Essa semana me peguei olhando a novela. Lembrei do tempo em que eu (e todo mundo), acompanhava as tramas das novelas com tamanha comoção e entusiasmo, que os compromissos familiares giravam em torno delas. Já vi festas familiares darem uma pausa porque era o último capítulo, ou a mocinha ia bater na vilã no horário nobre. Não havia muita crítica, ética, filtro ou qual dispositivo coerente. Mas então volta VALE TUDO.
E com as protagonistas mulheres negras. E os questionadores questionarão: Tu vai voltar a olhar novela? Sim e não. Mas…então… deixa eu te contar uma história! Eu fiz muitos gatilhos emocionais de uma vida toda. Como sabemos a maioria dos desfechos desta telenovela, não temos dúvida ou mesmo torcemos pela mocinha. Mas nos reportamos sobre a responsabilidade da Taís Araújo no papel.
O meu primeiro gatilho foi sobre ser guerreira, mesmo em situações que muitos não aguentariam. Em situações que chorar não era uma opção. Que, ao olhar para o lado, não via com quem contar. O segundo gatilho foi a cobrança em ser boa, ou seja em ser muito boa, em ser acima do esperado, a desbravadora daquele lugar.
Muitos sites, jornais e comentaristas, discutem sobre a necessidade de mesmo no mundo da arte, o quanto a comunidade negra precisa de um destaque excepcional para ser vista. O quanto, ao longo dos anos, não tivemos referências adequadas no mundo televisivo, o quanto pessoas negras com mesma atitudes de pessoas brancas são banidas da mídia sem dó. Por isso que me doeu um pouco saber que Bella Campos seria Maria de Fátima, uma vilã. Lembrando que não sou partidária da vitimização (Mimimi), mas que queria as mesmas oportunidades inclusive quando erramos. E foi pensando nessa afirmação, que voltei a mim.
A arte tem o dom da ressignificação. Por este motivo que queremos tanto o povo negro nos lugares a serem vistos. Para que possamos ter exemplos de atuação incríveis de nossas protagonistas. Para que o brilho da dramaturgia nos faça questionar a atualidade. Para que, justamente, possamos discutir de igual para igual, condutas, ações, ética, respeito entre outros temas. A novela promete, maior diversidade, de gênero, de raça, sexual e religiosa. Promete fazer um contraponto, com o formato dos anos 80 e a falta de representatividade, e com os muitos “rótulos vencidos”.

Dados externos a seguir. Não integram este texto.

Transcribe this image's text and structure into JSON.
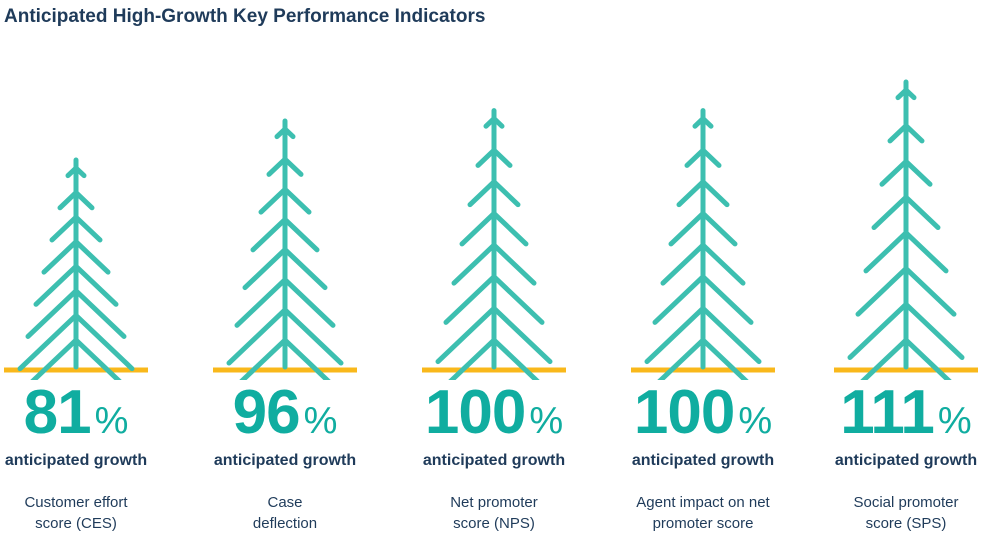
{
  "title": "Anticipated High-Growth Key Performance Indicators",
  "colors": {
    "tree": "#3dbfb0",
    "ground": "#f9b81b",
    "value": "#10ada0",
    "text": "#1f3b5a"
  },
  "chart_data": {
    "type": "bar",
    "title": "Anticipated High-Growth Key Performance Indicators",
    "value_suffix": "%",
    "value_label": "anticipated growth",
    "categories": [
      "Customer effort\nscore (CES)",
      "Case\ndeflection",
      "Net promoter\nscore (NPS)",
      "Agent impact on net\npromoter score",
      "Social promoter\nscore (SPS)"
    ],
    "values": [
      81,
      96,
      100,
      100,
      111
    ]
  }
}
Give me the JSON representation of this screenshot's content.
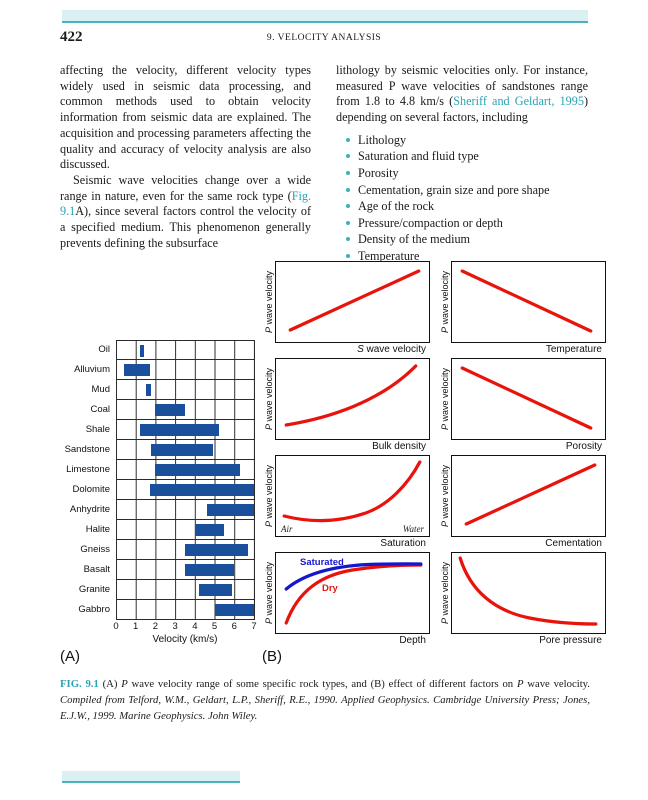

Bella deu uma entrevista significativa, referenciando todas as mulheres negras que vieram antes dela, na teledramaturgia, e construíram a base para esse momento. E quando voltei a mim, lembrei que foi por isso que lutamos: PARA ESTARMOS ONDE QUISERMOS. E como disse Cazuza: “Brasil mostre a cara …” Enfim, vou voltar a olhar a novela. Saravá!